Конечно, она права, разумеется, права. Ему просто невыносимо признать, что он не способен больше на самостоятельную жизнь, зависим от чужой помощи. Боже мой, мука какая!

– Ну вот и славно, я позвоню, чтобы завтра с утра она была здесь, – обрадовалась Александра. – Пап, ну правда, не злись на нас. Мы так тебя любим!

Она наклонилась и прижалась головой к его плечу. Он хотел погладить ее по голове, но ладонь сначала наткнулась на широкую спину, потом на плечо и лишь затем нащупала мягкие, как у матери, волосы. Рука тоже была забинтована, но рука – это ерунда. Даже если чувствительность восстановится не на сто процентов, с этим можно жить. А вот глаза…

Сиделка явилась на следующий день.

– Познакомься, папа, это Валентина Николаевна, – объявила Шура и замолчала.

Хоть бы подвела ее поближе к кровати, описала как-то. Интересно, как он должен с ней познакомиться, если ни хрена не видит?

– Здравствуйте, Сергей Иванович, – произнес рядом с ним мягкий, довольно молодой голос.

И ему отчего-то стало не по себе. Странный какой-то голос, тревожащий, хотя сам по себе не неприятный. Просто как будто бередит что-то внутри, больное, старое, такое, что лучше и не тревожить.

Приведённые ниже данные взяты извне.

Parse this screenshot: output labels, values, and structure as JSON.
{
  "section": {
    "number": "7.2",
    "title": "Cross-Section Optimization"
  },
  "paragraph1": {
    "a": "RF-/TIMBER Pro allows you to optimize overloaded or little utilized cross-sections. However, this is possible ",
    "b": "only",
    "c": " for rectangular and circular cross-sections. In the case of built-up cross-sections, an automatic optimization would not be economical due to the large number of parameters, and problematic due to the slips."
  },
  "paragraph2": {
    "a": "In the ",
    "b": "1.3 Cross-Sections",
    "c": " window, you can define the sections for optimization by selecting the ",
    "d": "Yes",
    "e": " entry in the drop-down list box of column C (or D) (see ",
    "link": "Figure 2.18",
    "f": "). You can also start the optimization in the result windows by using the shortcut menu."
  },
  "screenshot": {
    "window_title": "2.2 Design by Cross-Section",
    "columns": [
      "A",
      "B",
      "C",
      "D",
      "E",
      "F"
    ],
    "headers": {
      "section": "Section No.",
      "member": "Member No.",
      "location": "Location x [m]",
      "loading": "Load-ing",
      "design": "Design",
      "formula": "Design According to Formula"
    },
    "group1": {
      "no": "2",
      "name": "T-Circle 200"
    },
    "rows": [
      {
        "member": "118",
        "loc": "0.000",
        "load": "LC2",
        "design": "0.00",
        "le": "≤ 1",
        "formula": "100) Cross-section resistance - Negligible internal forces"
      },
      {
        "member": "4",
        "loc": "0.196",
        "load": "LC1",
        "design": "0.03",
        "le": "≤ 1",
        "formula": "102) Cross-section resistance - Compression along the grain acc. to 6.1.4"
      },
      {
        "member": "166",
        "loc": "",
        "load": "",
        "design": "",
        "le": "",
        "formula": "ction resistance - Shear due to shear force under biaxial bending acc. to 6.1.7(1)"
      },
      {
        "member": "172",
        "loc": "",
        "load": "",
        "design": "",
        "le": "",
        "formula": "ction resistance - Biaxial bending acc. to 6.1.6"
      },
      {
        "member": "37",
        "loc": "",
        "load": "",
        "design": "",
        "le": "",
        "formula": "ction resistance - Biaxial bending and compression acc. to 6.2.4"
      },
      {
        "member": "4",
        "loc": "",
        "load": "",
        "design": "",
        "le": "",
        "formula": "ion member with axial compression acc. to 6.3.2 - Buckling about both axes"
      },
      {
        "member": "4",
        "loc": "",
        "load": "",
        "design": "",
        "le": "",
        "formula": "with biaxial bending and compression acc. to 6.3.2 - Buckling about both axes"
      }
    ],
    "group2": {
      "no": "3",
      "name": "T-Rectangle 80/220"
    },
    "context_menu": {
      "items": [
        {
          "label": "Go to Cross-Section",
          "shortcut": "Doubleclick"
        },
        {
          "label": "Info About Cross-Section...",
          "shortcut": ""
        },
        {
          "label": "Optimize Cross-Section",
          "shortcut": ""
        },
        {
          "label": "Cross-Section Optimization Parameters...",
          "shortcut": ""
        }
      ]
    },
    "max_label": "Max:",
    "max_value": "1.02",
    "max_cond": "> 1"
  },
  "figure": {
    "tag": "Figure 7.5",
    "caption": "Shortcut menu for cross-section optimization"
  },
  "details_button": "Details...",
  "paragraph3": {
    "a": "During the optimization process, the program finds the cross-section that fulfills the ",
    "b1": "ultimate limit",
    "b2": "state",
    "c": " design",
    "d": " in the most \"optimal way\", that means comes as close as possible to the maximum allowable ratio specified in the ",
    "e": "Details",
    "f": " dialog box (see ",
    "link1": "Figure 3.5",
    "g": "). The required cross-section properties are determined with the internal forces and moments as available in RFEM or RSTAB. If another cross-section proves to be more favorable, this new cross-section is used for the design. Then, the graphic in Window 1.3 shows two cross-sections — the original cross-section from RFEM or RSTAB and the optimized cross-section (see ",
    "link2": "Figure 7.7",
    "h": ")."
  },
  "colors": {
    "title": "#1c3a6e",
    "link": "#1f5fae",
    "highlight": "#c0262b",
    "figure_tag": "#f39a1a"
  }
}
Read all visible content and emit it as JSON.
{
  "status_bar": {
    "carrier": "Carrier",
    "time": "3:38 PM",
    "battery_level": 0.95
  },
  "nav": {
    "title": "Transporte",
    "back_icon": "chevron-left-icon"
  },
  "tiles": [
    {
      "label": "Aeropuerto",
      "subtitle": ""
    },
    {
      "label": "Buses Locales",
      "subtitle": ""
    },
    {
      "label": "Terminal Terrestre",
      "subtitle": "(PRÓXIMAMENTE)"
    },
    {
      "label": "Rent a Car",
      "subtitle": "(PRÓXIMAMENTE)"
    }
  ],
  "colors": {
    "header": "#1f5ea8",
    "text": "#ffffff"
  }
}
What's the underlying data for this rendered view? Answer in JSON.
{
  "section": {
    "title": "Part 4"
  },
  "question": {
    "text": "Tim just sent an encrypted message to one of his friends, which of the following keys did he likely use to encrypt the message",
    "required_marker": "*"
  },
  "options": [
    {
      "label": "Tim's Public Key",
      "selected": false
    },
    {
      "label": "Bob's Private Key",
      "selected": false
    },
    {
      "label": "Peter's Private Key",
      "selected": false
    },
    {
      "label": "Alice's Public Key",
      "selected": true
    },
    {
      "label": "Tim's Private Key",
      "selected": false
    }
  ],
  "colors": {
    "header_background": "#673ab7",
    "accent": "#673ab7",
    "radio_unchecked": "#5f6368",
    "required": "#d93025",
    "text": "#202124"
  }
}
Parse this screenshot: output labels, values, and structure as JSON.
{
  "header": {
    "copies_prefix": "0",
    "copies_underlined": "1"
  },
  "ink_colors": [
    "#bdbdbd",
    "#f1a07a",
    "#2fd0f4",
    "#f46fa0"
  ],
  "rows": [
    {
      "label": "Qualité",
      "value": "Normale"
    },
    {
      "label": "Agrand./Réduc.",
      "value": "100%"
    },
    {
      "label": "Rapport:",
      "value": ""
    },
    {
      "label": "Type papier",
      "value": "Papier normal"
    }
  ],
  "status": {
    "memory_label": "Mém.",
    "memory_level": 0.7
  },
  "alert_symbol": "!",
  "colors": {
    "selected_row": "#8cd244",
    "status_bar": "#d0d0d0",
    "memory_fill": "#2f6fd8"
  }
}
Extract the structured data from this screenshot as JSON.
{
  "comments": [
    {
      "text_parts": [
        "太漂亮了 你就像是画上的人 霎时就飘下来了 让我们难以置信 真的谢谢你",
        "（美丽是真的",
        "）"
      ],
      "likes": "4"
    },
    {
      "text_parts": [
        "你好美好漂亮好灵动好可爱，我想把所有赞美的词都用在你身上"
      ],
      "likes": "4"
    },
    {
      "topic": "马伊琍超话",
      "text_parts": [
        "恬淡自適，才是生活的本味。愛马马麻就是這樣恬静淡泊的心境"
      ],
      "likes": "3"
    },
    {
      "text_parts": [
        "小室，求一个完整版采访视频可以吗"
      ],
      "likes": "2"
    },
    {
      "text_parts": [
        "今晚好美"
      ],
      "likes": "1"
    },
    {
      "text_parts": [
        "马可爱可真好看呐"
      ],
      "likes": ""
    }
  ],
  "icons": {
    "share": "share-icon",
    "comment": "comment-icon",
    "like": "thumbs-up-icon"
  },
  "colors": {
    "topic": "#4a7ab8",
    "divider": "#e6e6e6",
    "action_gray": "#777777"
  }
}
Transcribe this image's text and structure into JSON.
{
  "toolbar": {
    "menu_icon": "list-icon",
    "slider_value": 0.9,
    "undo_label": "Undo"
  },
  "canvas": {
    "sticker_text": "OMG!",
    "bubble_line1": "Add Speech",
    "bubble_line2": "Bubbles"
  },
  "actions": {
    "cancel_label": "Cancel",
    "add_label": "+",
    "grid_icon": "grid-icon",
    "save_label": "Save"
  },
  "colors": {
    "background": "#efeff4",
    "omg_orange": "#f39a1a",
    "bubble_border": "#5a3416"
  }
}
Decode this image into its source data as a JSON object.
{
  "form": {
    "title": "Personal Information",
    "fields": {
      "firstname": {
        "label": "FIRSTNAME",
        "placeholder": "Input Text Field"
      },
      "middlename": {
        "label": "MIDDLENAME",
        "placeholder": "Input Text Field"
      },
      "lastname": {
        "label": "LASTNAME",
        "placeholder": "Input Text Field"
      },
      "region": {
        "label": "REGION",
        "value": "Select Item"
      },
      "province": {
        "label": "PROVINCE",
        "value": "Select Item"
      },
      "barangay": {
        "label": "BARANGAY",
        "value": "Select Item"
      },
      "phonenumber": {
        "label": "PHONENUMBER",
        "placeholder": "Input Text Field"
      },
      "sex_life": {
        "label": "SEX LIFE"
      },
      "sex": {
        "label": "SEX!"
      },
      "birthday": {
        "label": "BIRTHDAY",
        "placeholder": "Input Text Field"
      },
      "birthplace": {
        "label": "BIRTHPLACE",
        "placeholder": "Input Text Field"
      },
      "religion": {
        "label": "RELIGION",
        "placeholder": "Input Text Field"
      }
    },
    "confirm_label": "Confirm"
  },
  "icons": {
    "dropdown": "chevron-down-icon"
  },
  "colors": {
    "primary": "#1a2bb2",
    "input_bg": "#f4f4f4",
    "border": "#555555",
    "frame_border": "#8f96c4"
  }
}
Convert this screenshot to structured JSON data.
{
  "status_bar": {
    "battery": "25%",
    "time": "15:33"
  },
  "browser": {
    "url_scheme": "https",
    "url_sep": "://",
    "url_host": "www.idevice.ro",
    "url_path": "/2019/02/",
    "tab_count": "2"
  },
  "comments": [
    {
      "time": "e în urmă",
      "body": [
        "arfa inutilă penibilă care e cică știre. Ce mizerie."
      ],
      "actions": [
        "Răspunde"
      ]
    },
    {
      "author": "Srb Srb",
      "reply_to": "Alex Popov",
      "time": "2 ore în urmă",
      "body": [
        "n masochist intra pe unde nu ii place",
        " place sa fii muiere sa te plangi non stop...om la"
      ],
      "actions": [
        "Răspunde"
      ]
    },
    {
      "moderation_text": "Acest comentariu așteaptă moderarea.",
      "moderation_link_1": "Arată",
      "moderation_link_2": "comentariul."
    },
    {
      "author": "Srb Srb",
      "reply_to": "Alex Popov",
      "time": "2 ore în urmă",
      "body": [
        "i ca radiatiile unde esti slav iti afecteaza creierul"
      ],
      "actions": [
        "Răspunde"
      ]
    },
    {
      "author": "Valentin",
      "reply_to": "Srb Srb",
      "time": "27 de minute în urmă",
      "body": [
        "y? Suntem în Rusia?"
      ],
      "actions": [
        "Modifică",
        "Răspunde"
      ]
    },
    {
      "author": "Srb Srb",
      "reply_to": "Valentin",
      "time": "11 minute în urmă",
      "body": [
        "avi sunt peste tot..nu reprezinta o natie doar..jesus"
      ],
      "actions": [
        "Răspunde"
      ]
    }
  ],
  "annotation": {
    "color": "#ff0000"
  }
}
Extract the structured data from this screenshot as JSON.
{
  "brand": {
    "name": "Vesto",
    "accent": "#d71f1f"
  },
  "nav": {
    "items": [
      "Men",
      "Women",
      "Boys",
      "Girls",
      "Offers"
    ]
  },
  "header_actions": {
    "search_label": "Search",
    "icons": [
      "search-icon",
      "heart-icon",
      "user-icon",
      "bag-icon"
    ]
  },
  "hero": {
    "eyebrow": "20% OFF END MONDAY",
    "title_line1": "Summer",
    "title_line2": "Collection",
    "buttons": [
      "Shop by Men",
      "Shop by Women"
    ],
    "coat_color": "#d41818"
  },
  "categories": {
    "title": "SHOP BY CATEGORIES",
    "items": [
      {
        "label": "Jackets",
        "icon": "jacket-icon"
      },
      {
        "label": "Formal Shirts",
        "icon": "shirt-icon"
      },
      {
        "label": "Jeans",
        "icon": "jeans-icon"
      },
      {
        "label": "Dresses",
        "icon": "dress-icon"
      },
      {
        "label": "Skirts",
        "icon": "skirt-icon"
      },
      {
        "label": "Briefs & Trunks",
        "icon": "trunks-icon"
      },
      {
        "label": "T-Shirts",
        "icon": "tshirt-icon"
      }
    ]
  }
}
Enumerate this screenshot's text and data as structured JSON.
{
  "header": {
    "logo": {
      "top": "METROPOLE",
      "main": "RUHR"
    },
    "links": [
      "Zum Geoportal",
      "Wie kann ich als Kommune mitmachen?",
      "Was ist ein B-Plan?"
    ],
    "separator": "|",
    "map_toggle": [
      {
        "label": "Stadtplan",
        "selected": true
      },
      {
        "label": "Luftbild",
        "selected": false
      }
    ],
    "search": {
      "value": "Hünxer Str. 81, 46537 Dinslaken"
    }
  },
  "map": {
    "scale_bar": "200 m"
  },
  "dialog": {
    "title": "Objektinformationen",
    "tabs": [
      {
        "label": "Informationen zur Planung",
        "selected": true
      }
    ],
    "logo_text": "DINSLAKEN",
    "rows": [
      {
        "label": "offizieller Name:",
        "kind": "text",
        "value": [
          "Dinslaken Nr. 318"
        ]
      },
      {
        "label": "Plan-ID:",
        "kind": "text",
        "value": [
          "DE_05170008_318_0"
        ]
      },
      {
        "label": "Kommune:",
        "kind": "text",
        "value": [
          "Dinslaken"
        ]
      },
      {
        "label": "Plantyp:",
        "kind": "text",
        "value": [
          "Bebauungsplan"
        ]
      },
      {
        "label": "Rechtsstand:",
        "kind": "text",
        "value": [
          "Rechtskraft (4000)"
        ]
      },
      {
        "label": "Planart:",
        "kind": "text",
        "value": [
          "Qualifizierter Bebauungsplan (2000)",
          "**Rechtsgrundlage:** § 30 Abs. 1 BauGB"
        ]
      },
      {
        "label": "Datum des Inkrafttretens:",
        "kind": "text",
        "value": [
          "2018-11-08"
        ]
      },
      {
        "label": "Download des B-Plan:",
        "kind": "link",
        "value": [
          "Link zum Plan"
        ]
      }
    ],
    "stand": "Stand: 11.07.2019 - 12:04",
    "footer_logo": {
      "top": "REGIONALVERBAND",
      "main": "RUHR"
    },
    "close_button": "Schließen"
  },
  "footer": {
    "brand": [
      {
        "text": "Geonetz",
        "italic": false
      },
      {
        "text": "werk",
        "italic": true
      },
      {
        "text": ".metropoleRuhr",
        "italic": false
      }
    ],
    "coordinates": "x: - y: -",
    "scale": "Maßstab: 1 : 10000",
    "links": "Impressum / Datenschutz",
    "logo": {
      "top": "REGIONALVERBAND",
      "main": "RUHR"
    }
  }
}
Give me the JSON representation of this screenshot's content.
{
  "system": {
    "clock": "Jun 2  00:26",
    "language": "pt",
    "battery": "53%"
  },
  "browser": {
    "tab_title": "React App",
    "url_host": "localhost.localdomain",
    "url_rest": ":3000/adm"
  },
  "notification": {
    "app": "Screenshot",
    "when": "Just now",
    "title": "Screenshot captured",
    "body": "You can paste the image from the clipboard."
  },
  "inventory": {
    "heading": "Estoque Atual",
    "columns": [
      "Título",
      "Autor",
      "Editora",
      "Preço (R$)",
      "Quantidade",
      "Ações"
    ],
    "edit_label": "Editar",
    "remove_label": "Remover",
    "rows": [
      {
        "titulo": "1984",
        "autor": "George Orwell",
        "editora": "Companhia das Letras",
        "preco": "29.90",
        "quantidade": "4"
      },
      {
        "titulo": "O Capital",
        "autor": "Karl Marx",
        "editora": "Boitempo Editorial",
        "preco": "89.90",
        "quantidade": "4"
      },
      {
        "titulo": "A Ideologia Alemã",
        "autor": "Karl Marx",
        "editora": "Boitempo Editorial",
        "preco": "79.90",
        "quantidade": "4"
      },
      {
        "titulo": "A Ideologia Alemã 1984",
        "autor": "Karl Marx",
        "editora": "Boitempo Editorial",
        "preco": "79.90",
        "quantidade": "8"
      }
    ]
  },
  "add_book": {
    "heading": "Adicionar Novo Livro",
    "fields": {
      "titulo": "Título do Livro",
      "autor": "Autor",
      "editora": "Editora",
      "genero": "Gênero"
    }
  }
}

– Здравствуйте! – отозвался он. – Извините, я не могу подняться, врачи не рекомендуют лишний раз…

– Я знаю, – улыбнулась она. Ему показалось, что она улыбнулась. – Вы отдыхайте, а я пойду на кухню, займусь обедом. Если что-нибудь понадобится, позовите.

Он почувствовал, как к руке прикоснулись тонкие прохладные пальцы. Должно быть, сиделка чуть наклонилась к нему, потому что он почувствовал, что пахнет от нее чистым отглаженным медицинским халатом и лекарствами, анисовой микстурой от кашля. Легкие шаги простучали в сторону коридора, и он спросил у Шуры:

– Сколько ей лет?

– Папа! – зашипела дочь. – Как тебе не стыдно? Она еще не успела отойти, наверно, услышала! Не знаю, как тебе, наверно, может, чуть старше.

– Странно, – удивился он. – А голос молодой.

– Ну так она же не училка, связки особо не напрягала, наверно, вот и сохранился, – предположила Шура. – Ладно, папусик, я побегу, не скучай.

Она коснулась губами его лба – впрочем, он почти не почувствовал прикосновения, тяжело протопала на кухню, показала сиделке, где что лежит. Потом в прихожей зашелестел ее болоньевый плащ, глухо стукнули сброшенные тапочки, чавкнула входная дверь – Шура ушла.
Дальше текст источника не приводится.